He was born in Port-au-Prince, Haiti in January 1928. At age 18, he met Dewitt Peters and joined the Centre d’Art. In 1950 his painting, “Paradise”, won second prize in an international art exhibit in Washington, D.C. and was subsequently purchased for the permanent collection of the Museum of Modern Art in New York along with works by Gourgue, Philome Obin and Georges Liautaud.
In 1951 he was one of the handful of artists chosen to execute the landmark murals in the Episcopal Cathedral of Sainte Trinite . His masterpiece there is “Wedding at Cana”.

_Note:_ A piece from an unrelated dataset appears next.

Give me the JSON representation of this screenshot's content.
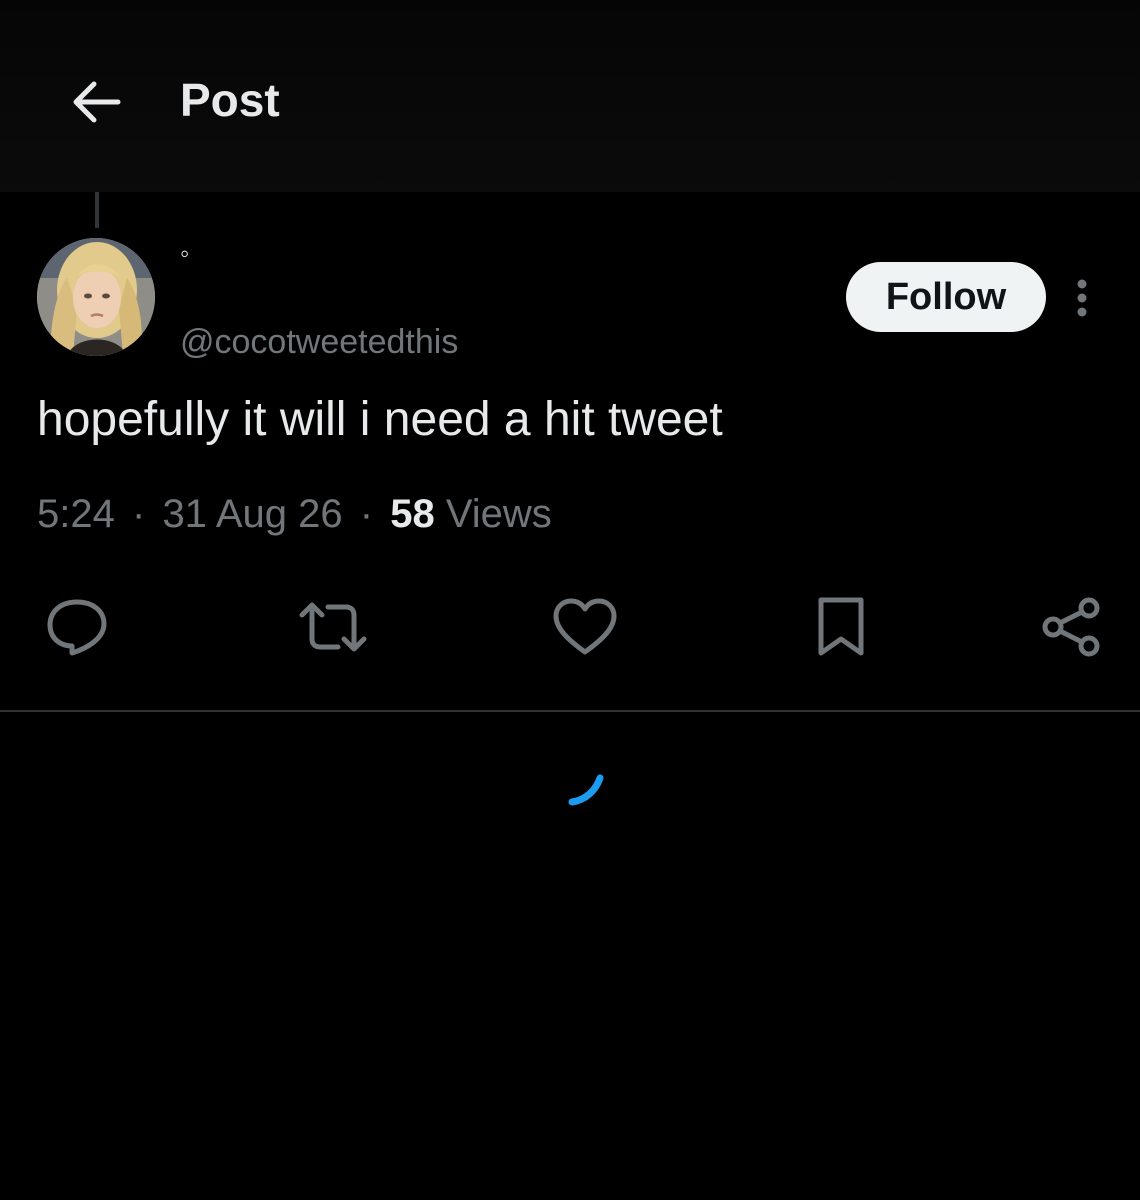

Bigaud was able to establish convincingly the biblical story of the translation of water into wine in a wholly Haitian setting precisely because as a lifelong worshiper of loas he had witnessed such “miracles” during voudou ceremonies. The body of his work represents his customary themes: everyday life in Haiti, violence, color, the mysteries of vodou, all bathed in the golden light characteristic of his work.
Bigaud suffered from severe depression for most of his life, which caused him to cease painting almost entirely for many years. Some say that he has never regained his early brilliance but there are few artists in Haiti or anywhere else who are as able to communicate the subtleties of their culture with brush on canvas. Dewitt Peters, founder of the Centre d’Art, described Bigaud as “obsessed by the fear of losing his gift” and the artist’s friends believed that he had made a pact with a houngan – a voodoo priest – to preserve his talent.
Wilson Bigaud continued to paint wonderful, humorous paintings in the relative solitude of Petit Goave until he passed away in 2010. He is without question one of the major figures of Haitian painting.